Wednesday, December 16, 2009

More Art Show Advice....

I apologize for neglecting my blog so very much lately- this time of year there are always a million things going on, no?
Here is another bit of art show advice since soon it'll be time to start applying to shows again!

This piece of advice is simple and specifically written for set-up day.
And that advice is:
Put on a happy face.

Set-up day is just the worst. It's such a cluster. But one thing I've learned about art shows is that most artists' personalities from set-up day to show-weekend are night and day. On set up day you may be afraid of your neighbors. They may seem pissed or unfriendly and I know you will think, "Ugh!! I have to spend all weekend next to THIS person!?!? Set up day is bad enough and now my neighbors suck too!!" The truth is they're just as stressed as you are. I've had plenty of shows where I am so intimidated by my neighbors on set-up day, but once the actual show starts they always end up being some of the nicest people I've ever met! You're all there with a common goal, and from my experience, 99% of the other artists there are genuinely interested in helping each other out.

Pretty much every artist is in an awful mood on set-up day. (Um... at least I usually am!) The plus side of set-up day is getting to see familiar faces that you may not have seen since a show the year before. Even if you're like me and are usually running late, can't find a parking spot anywhere near your designated space, and are setting up all alone- seeing your art show friends will always cheer you up!

Every show's layout and set up procedure is different, so you and a hundred or more artists are scrambling to get your stuff to your spot in the most efficient way possible. It can be quite confusing and frustrating, especially if it's the first time you've done a particular show. After a year or two, you're somewhat familiar with the procedure and that does help immensely.
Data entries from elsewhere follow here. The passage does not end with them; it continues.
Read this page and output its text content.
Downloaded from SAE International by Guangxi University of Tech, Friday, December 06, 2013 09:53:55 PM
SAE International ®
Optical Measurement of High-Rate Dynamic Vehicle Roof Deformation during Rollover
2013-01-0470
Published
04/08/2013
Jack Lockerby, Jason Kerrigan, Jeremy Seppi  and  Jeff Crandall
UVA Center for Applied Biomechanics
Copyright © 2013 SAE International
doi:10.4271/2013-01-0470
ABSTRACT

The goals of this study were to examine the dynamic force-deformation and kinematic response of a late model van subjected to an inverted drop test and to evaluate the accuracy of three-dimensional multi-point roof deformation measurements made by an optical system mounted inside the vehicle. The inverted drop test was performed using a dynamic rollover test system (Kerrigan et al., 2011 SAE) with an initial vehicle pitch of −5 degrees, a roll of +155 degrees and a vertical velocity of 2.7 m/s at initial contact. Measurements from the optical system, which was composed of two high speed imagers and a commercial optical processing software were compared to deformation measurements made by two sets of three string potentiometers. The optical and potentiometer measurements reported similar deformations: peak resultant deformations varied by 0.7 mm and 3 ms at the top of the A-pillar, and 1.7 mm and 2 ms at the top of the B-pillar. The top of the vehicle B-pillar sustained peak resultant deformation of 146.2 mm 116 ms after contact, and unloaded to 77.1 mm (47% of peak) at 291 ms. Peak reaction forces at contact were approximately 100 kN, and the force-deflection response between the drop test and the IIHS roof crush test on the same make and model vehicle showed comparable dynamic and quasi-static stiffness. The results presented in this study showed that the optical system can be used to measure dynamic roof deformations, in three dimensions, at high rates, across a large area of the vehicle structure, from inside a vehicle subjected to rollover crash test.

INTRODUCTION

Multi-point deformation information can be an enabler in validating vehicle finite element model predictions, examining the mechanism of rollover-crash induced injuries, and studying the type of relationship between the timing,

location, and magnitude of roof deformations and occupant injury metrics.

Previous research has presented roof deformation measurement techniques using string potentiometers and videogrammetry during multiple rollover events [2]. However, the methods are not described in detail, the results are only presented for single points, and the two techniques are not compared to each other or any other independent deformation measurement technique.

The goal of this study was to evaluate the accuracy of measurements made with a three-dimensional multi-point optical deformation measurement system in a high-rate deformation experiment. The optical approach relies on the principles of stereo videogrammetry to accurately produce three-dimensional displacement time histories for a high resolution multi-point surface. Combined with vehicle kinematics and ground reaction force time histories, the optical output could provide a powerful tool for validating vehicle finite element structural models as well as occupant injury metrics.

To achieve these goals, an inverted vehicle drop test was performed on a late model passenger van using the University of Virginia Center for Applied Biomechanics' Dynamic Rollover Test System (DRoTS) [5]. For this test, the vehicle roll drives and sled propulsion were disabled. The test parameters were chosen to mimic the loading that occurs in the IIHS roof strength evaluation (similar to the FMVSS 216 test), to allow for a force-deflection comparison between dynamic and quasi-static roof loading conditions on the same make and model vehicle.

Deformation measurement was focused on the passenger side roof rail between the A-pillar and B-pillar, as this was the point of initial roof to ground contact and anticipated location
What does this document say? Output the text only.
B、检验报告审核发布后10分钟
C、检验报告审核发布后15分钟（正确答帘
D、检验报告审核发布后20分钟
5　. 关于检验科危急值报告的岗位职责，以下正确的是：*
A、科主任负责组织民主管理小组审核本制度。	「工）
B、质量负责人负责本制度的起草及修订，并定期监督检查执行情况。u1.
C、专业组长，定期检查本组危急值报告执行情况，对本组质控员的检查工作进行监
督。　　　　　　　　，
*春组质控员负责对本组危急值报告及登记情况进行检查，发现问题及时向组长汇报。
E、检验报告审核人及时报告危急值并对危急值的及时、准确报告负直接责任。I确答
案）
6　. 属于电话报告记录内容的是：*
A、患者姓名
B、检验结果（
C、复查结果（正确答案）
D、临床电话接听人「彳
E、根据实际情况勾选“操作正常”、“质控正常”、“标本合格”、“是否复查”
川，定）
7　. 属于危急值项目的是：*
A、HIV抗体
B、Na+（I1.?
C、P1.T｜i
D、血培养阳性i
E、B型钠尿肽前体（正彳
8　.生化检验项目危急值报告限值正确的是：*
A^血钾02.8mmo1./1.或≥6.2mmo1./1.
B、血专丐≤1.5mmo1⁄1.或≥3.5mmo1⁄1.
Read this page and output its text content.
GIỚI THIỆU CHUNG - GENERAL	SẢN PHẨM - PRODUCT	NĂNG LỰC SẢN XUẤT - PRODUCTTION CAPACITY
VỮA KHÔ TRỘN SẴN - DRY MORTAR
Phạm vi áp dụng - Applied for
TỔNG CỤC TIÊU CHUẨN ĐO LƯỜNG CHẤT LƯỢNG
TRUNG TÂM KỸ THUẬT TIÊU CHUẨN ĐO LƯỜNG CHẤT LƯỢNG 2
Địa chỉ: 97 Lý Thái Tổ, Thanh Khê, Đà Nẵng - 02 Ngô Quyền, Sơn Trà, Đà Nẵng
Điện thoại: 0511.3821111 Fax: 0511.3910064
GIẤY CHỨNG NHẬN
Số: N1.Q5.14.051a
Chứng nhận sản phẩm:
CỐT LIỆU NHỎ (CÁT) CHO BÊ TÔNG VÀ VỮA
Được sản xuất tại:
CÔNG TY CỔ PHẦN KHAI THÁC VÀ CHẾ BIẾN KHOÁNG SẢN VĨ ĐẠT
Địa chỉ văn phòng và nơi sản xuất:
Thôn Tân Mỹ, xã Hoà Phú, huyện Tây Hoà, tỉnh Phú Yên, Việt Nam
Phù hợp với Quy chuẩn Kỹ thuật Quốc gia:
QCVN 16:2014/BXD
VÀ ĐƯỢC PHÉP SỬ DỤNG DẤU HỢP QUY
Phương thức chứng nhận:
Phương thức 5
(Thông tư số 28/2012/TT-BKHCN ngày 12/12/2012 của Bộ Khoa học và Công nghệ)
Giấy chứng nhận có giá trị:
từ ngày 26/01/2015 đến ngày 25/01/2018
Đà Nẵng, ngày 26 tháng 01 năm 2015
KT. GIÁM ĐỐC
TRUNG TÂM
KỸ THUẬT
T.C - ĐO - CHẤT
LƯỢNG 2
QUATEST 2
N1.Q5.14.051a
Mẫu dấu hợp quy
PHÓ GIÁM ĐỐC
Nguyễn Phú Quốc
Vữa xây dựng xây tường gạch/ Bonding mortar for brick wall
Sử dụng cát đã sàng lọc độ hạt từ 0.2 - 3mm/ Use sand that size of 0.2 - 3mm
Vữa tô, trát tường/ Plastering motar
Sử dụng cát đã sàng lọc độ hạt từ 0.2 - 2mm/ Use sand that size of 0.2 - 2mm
If it's your first time at a show (or your first time doing any show at all!), take a deep breath and try to relax. Then try to find someone who doesn't seem too busy and who looks like they wouldn't mind being interrupted (i.e. it's probably best to avoid the artists who look like they are about to have an aneurysm because an entire set of Pro-Panels is one fastener away from tumbleing down upon them, or are holding up their entire tent with one hand while extending the legs, or have just injured themselves with their tent weights and are uttering strings of obscenities). Just smile and ask someone who seems relaxed (and familiar with the territory) for some parking/set-up advice and they will probably be more than happy to help you out.

And, at every show, I promise you.... there will be that POMPOUS *#$&!# who thinks they are more important than everyone else and will take their gigantic truck with the uterus logo on it (not that everyone with those trucks is a pompous *#$&!#, just some) and their humongous trailer and just barge on through the already convoluted disarray of vehicles, tents, and artists to get right up to THEIR spot. If you're in their way, they'll even start demanding you move. Yeah I've seen it!! Once they've arrived at their spot, of course, they will park their chariot in the middle of traffic flow (because why park it anywhere else and inconvenience themselves?) and remove everything from their uterus-mobile, set everything up, and refuse to move said uterus-towing-giant-trailer until they are completely done for the day and ready to leave the show grounds. Nevermind that the show rules almost always indicate that you park your vehicle as close as you can to your spot, unload as fast as you can (throw your stuff into a pile in your spot), and then have the courtesy to move your vehicle the hell out of the way so others can do the same.

I suggest putting on a happy face on set-up day for your sake and others'. You're going to have a lot going on and you just want it done and over with. It's easy to huff and puff around and snap at everyone who so much as breathes in your general direction, but the fact of the matter is that you're spending the entire weekend with these people and the economy is in the toilet, so you better find a way to enjoy yourself. Otherwise you'll be miserable.

Try to be nice, because the person who may be annoying the #*&@ out of you on set up day may end up being one of the nicest people at the show once everything is up and running!!


Angela Finney said...

LOL, great post and great advice!

Lenox Knits said...

So funny and true. During set up at my fav show this year I was so distraught about the location of my booth that I was in a total tizzy. I was a total pain to my booth neighbors and ended up setting up my booth facing the wrong direction. What a mess. I always try to get there as early as possible so that I have time to get lost and make an ass of myself.

Samantha G said...

I always try to avoid the "morning rush" at these shows and then I arrive and feel all spiteful that everyone else is all done setting up and is just meandering around looking at everyone's work... while my tent is still in a pile of pieces!! :) LOL. I've learned not to take it personally if people are walking by watching me set up. They're not staring like "Look at THAT slacker!" They're just seeing what's going on... 4 hours ago they were doing the same thing as me!